Before publishing a recent project centering on the LGBTQ+ community in Africa, an anonymous Kenyan journalist prepared for backlash and harassment online. Though the negative response was not as strong as he had feared, the personal risks for a queer journalist remain high. 

Homosexuality is illegal in Kenya, punishable by up to 21 years in prison, and a recent court ruling banned an LGBTQ+ human rights group. A 2019 poll showed only 14 percent of the country’s population said homosexuality should be accepted in society.

This journalist commented on the exclusion of queer stories in local outlets in Kenya. “You can tell there’s hesitation to cover these kinds of stories from the editors themselves. You don’t want to commission or to send out coverage for LGBTQ stuff because they know that they expect the audience to react a certain kind of way. And they don’t want to be seen as propagating or pushing an agenda. So very often such stories are not covered.”

Being the one to cover these stories can place a journalist under public scrutiny. “There’s just things about your personal life that people are questioning. So you’re doing really well with your career? But where is your family? And these are not questions that a straight journalist would have to go through. And obviously you can’t have your personal life as you’d wish.”

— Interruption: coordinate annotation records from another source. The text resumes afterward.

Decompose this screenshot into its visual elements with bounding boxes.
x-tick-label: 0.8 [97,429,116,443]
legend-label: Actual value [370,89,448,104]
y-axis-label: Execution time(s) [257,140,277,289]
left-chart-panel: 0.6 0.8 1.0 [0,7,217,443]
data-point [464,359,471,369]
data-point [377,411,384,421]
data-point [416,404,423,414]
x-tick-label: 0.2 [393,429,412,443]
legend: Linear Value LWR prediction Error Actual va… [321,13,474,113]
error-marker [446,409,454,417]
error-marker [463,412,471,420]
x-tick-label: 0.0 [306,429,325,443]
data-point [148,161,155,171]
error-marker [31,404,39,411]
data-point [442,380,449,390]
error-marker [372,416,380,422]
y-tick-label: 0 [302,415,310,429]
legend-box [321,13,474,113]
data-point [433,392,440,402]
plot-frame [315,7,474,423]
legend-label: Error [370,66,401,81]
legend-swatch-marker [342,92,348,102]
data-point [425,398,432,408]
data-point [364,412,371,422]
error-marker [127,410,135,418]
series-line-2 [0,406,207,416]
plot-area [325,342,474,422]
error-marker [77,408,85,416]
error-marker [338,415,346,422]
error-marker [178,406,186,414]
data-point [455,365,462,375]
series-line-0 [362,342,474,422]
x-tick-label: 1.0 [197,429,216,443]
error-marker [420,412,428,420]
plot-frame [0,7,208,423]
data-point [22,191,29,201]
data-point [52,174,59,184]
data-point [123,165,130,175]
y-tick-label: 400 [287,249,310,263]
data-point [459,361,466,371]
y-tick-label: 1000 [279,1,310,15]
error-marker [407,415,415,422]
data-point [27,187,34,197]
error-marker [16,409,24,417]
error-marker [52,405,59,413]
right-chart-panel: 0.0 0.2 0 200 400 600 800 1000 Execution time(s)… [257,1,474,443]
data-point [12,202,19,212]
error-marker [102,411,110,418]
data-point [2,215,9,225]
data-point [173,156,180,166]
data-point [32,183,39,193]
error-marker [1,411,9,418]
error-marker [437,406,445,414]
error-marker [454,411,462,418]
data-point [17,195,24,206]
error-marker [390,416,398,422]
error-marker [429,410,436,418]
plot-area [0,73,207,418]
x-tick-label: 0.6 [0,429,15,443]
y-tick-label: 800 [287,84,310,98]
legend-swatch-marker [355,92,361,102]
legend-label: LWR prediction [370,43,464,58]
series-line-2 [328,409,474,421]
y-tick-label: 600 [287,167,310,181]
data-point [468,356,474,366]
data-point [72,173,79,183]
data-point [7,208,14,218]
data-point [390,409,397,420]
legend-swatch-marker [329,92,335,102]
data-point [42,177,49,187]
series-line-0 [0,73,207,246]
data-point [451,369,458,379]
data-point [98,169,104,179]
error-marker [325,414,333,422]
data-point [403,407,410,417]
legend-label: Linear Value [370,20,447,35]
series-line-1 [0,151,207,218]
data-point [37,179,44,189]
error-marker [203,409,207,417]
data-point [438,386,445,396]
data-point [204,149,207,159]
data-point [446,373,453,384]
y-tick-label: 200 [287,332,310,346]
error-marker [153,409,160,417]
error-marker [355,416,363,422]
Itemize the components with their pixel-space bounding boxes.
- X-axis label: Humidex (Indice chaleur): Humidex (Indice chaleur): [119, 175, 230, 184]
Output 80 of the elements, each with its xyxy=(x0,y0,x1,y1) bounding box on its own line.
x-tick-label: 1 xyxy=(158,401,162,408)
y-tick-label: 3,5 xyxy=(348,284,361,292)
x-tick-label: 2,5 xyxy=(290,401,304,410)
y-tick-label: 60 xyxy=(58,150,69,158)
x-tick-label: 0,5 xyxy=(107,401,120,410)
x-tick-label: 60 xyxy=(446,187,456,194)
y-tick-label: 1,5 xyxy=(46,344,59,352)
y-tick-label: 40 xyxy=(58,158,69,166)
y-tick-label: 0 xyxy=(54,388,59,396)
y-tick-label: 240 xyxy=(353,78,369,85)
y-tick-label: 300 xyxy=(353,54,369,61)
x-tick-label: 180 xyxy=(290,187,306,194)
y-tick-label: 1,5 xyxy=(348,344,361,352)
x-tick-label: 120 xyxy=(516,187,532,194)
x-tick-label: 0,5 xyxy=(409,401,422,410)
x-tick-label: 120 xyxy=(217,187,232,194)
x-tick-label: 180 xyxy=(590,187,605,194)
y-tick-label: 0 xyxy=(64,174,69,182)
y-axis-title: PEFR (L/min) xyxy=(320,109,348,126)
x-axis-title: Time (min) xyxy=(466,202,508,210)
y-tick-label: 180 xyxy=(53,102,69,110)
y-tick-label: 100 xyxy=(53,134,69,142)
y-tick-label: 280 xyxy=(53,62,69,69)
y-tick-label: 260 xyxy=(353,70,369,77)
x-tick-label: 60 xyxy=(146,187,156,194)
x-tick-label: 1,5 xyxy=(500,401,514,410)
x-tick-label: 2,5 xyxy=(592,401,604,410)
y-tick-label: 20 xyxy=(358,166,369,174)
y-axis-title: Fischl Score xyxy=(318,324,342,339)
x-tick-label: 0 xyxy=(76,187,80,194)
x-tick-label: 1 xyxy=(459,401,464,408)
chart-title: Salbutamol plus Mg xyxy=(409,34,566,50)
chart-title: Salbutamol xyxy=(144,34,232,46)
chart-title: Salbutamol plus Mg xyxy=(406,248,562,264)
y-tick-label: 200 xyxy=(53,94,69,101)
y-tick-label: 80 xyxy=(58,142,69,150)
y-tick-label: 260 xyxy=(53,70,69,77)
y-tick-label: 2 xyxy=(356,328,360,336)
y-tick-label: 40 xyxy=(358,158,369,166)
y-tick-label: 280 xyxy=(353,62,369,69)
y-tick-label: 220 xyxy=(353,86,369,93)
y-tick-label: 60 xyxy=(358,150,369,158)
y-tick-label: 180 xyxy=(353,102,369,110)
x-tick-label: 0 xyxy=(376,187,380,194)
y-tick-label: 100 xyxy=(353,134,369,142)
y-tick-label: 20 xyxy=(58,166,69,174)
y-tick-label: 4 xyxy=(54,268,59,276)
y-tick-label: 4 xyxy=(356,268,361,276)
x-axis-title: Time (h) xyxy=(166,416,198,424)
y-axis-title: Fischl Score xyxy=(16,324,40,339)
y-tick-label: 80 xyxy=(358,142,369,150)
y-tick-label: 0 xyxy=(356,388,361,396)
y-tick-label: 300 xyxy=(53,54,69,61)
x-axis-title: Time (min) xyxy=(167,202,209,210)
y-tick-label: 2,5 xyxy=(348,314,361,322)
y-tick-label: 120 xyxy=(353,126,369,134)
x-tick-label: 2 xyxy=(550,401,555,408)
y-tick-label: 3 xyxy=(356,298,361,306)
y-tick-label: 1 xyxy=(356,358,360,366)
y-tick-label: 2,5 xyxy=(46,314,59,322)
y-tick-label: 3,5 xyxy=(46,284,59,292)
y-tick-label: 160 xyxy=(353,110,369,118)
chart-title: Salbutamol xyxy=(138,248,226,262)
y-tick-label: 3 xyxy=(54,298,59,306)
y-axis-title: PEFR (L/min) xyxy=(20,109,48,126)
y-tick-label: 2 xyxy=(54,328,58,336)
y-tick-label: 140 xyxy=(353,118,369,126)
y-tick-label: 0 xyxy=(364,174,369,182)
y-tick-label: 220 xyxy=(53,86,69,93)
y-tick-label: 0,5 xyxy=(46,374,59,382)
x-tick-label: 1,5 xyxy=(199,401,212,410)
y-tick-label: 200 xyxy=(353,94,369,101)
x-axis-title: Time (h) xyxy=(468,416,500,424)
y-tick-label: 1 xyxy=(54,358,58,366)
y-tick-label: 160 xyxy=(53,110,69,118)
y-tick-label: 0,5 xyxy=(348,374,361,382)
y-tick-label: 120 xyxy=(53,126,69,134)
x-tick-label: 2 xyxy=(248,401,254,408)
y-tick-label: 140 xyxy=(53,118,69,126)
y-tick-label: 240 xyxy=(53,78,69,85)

This journalist’s drive to cover the LGBTQ+ community, however, comes from a desire to promote social justice in reporting. “Very often, you find that minority groups now like LGBTQ, are one, undercovered and two, definitely oppressed by the systems or societies they live in.”

“My most recent [project] has given me the backbone to [cover the queer community] without necessarily hiding because, initially, the whole team decided that I’m not covering it as a queer journalist. I’m just a reporter who’s been sent to cover the story. And that’s how we really try to stay objective, and to protect me as well.”

In the process of his recent project, he could see the parallels to his own life: the project came out just after he had been outed to his father. “It was very triggering, just listening to how people have been ostracized by their families, or how they don’t have anyone to share their experiences with, or how no one gets them. And I entirely could feel every single story that we’re sharing”, he said.

In an international outlet like the one this journalist works at, he is able to be out to some of his colleagues. “But within the local stations, that’s something I would never have done,” he said. “It would have definitely cost me my job if I came out.”

To change the industry, however, he called on editors to be more open minded about covering LGBTQ issues. “There’s a sense that they need to see it like any other story, and look at it objectively, and put out personal opinions or feelings because at the end of the day, we’re dealing with people who need to be covered, and stories that need to be told.”